Zahl der Syrer hat sich verdoppelt
Die Auswirkungen der Fluchtbewegung machen sich bei der Zusammensetzung der Bevölkerung im Kreis insgesamt noch nicht besonders bemerkbar. Vereinzelte Gruppen wie Syrer und Iraker sowie Menschen aus Nigeria haben ihren Anteil an dem Kreis der Personen ohne deutschen Pass allerdings deutlich vergrößert.

Das geht aus einer in dieser Woche vom statistischen Landesamt veröffentlichen Übersicht hervor. Tatsächlich dürften kreisweit noch deutlich mehr Syrer leben, als Flüchtlinge sind sie aber noch nicht anerkannt. Der offiziellen Statistik des Landes zufolge hielten sich Ende vorigen Jahres insgesamt 42 126 Ausländer im Kreis auf, rund 11,5 Prozent (NRW: plus 9,5 Prozent) mehr als zwölf Monate zuvor.

42 126 Ausländer leben im Kreis

Die Zuwachsrate bei der Bevölkerung insgesamt (366 602 Menschen) betrug dagegen nur rund 1,5 Prozent. Der Ausländeranteil kletterte um etwa einen Punkt auf rund 11,7 Prozent. 56,3 Prozent der Nicht-Deutschen sind Männer, etwas mehr als 2014.

Die meisten im Kreisgebiet lebenden Ausländer sind weiterhin Polen. Ihre Zahl stieg binnen Jahresfrist um 687 auf 7882 Männer und Frauen.

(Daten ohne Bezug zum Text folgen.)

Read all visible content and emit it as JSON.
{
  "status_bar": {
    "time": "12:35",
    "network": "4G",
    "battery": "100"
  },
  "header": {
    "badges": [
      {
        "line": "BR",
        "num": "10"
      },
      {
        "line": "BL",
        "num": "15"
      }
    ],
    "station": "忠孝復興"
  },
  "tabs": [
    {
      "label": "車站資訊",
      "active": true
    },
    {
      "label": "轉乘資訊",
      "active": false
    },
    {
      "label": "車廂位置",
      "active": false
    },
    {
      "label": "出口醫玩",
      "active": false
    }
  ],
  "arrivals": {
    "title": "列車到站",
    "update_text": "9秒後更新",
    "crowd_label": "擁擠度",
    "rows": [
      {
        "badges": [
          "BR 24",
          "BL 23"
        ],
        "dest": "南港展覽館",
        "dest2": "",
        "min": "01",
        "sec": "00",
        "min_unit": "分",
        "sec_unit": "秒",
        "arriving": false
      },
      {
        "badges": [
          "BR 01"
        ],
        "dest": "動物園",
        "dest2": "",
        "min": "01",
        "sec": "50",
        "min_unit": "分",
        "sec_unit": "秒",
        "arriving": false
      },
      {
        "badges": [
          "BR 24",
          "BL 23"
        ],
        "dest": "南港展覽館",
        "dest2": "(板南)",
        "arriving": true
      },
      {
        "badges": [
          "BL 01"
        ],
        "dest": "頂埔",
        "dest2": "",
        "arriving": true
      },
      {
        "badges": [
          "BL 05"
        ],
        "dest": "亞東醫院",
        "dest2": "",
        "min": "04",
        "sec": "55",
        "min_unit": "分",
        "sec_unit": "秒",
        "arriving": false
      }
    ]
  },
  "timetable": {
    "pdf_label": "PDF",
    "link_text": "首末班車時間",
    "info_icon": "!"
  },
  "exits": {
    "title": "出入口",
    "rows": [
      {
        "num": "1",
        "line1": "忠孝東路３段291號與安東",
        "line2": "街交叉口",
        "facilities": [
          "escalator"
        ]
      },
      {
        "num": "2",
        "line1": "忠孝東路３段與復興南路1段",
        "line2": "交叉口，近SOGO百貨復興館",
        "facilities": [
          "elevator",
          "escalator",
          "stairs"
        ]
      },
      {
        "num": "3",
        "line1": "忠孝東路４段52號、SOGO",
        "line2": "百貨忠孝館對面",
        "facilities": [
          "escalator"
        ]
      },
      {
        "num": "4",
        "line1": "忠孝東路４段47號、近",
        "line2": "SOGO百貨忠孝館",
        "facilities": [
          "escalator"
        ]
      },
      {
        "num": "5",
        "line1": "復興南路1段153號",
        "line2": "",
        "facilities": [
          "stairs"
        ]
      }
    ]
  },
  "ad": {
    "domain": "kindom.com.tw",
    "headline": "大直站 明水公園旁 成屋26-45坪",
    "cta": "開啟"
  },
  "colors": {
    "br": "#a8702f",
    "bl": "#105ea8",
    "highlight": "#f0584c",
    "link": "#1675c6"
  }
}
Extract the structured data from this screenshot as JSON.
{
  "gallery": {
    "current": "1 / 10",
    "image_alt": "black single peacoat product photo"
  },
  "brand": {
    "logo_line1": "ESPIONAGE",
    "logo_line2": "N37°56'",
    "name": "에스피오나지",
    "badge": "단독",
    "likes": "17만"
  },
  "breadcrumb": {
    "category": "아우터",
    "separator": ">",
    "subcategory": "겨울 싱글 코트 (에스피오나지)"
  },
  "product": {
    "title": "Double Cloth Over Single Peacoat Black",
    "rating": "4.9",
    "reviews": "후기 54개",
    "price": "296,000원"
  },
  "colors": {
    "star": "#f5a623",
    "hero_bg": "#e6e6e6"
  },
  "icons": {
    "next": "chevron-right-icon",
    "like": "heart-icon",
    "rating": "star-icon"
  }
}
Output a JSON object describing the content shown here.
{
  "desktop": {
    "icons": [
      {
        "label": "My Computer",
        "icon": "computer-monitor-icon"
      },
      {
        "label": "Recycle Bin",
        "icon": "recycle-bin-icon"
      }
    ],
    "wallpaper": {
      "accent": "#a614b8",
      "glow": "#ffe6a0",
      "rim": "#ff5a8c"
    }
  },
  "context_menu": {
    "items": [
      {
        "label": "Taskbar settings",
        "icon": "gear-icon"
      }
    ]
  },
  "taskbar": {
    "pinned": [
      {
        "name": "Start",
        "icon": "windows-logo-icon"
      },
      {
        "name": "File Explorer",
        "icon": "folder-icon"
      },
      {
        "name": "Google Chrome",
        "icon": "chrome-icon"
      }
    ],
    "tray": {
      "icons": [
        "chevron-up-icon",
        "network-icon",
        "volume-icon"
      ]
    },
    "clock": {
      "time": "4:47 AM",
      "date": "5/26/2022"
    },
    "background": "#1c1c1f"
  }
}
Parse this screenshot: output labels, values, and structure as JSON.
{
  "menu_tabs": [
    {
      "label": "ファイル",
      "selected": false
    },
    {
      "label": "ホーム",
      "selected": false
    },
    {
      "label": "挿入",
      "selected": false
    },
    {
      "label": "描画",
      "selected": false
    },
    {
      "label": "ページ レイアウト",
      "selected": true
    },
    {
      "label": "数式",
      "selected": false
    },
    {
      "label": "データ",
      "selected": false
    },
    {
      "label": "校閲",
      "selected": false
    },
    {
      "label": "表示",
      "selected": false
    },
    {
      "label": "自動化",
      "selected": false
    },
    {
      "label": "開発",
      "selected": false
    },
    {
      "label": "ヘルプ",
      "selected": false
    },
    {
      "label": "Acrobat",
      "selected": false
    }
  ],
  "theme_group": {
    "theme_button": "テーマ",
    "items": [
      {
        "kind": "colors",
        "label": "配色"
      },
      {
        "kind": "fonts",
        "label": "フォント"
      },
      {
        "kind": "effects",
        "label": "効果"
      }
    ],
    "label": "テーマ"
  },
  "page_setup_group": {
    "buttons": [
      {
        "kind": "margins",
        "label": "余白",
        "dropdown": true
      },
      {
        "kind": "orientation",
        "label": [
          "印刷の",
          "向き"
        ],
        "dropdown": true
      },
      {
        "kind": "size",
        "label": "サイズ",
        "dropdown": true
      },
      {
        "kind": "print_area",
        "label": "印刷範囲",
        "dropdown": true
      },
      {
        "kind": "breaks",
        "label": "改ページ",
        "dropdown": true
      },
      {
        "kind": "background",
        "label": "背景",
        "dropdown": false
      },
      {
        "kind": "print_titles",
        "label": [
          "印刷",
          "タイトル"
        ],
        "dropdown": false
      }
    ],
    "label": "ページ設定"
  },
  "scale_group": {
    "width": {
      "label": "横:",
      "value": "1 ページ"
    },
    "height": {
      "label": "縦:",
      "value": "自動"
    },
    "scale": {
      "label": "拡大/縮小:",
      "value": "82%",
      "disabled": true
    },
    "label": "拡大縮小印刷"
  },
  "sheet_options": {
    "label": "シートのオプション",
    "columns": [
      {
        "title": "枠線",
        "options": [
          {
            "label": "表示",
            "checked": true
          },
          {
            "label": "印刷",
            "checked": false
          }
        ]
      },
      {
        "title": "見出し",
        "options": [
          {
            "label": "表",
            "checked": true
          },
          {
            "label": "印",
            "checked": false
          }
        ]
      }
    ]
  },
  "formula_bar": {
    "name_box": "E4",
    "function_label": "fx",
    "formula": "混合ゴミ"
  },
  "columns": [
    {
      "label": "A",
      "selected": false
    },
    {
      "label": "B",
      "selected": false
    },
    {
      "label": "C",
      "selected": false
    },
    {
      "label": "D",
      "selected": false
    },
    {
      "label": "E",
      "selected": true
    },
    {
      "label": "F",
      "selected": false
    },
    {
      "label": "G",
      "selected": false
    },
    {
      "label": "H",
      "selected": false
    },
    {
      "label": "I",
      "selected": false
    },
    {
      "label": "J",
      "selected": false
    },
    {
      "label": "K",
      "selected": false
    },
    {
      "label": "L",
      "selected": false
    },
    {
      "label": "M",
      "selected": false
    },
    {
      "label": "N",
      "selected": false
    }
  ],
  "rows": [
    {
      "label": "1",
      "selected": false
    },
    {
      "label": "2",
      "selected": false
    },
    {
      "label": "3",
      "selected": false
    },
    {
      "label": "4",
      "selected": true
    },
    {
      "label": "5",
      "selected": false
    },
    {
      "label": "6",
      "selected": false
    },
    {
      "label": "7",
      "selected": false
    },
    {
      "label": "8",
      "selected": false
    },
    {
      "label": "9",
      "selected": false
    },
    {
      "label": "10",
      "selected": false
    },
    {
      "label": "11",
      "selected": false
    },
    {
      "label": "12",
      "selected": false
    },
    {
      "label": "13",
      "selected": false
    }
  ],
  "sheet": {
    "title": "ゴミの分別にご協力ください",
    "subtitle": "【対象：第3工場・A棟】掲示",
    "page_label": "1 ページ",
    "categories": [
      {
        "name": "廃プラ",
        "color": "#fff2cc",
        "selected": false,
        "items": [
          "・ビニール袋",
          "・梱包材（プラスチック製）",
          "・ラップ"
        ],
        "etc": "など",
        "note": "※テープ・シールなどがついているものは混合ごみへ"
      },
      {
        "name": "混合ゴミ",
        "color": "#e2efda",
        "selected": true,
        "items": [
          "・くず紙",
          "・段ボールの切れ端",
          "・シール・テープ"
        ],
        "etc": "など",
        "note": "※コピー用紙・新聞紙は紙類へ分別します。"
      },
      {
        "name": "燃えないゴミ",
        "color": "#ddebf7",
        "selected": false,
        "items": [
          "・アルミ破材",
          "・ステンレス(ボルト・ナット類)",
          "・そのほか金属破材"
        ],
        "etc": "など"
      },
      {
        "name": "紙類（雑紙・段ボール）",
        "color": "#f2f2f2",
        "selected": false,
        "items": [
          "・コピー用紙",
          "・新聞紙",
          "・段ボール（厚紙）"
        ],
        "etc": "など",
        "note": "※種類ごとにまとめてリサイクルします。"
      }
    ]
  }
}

Platz zwei belegen nach wie vor die Türken (6642), auch wenn die Gruppe im Jahr 2015 um knapp 100 Personen abgenommen hat. Zum Teil dürfte das auf Einbürgerungen zurückzuführen sein.

Polen vor Türken und Rumänen

Ende Dezember lebten im Kreis etwa ein Viertel mehr Rumänen als zwölf Monate zuvor. Ihre Zahl stieg von 3814 auf 4795 – eine Folge der Freizügigkeit für EU-Bürger und der Arbeitsmöglichkeiten in der heimischen Fleischindustrie. Gleiches dürfte auch für die Bulgaren gelten, die zahlenmäßig (896) allerdings deutlich hinter den Rumänen zurückbleiben, für die aber eine vergleichbar hohe Steigerungsrate gilt.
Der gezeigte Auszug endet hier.